Als er weiter ging, sah er schon von Ferne das Schloss und dachte bei sich: „Ich hab’s geschafft“, doch da erhob sich plötzlich ein so schrilles, schreckliches, zischendes Kreischen, als ob tausend Schlangen auf einmal auf ihn los drängten. Gerade noch rechtzeitig besann er sich der Stöpsel, um sich die Ohren zu verschließen und ungeachtet der schlimmen Geräusche bis zum Tor des Schlosses zu gelangen. Er klopfte erwartungsvoll, aber die Tür blieb verschlossen.

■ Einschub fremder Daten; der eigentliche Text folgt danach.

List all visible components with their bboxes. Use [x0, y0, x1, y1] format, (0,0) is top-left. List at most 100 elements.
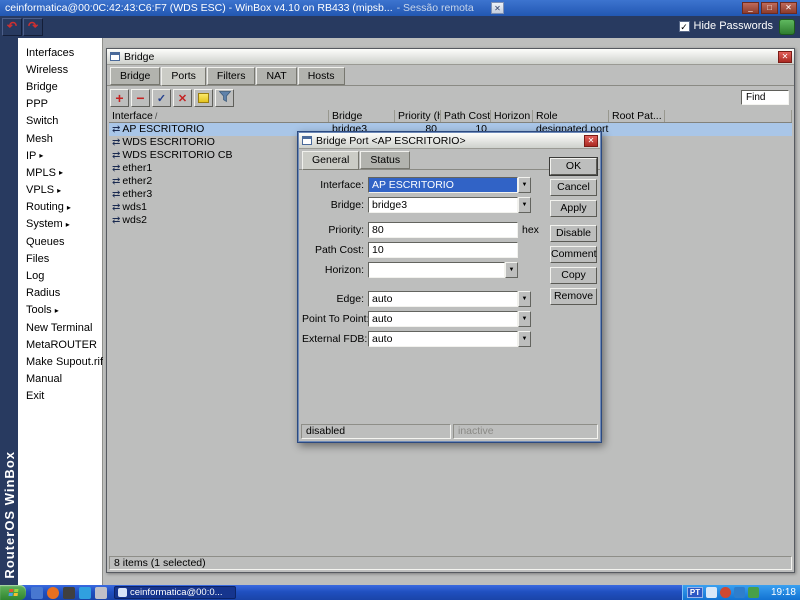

Stattdessen öffnete sich oben ein Fenster und eine der Dienerinnen schaute heraus. „Was willst du? Willst du die Prinzessin heiraten?“ –
„Ich will der Prinzessin dienen, aber sie nicht heiraten.“
Das Fenster schloss sich und er musste wieder klopfen. Darauf öffnete sich ein zweites Fenster und die zweite Dienerin schaute heraus: „Was willst du? Das Reich erben?“
Ich will der Prinzessin dienen, wenn sie krank ist, aber nicht das Reich erben.“
Bei dieser Antwort wurde plötzlich die Luft ganz rein, der Nebel verschwand und das Kreischen verstummte. Die Tür öffnete sich und die Prinzessin trat heraus und fragte: „Wer bist du?“ –
„Ich bin der Diener des Arztes, der dich heilen wird.“

Bei diesen Worte des jungen Burschen erklang ein lautes Heulen im Wald wie von einem starken Wind, der den bösen Zauberer mit sich fort trug, dass er nimmer mehr wieder gesehen wurde in diesem Teil der Welt.

Die Prinzessin ging mit dem jungen Burschen zurück zum Schloss ihres Vaters und wurde ganz gesund. Das Männlein wurde Leibarzt der Prinzessin und der Bursche führte ein frohes Leben als sein Diener. Der König war aber so froh über das gute Geschehen, dass er noch lange Zeit lebte und die Staatsgeschäfte führte. So hatte seine Tochter wieder genug Zeit zu lächeln, ihre Stimme erklingen zu lassen und zur Freude des ganzen Volkes ihre Schönheit zu zeigen.

Und da der junge Bursch nie etwas zu tun hatte, führte auch er ein herrliches Leben und freut sich bis heute mit der Prinzessin an dem neuen Frieden, der in das Reich eingekehrt ist.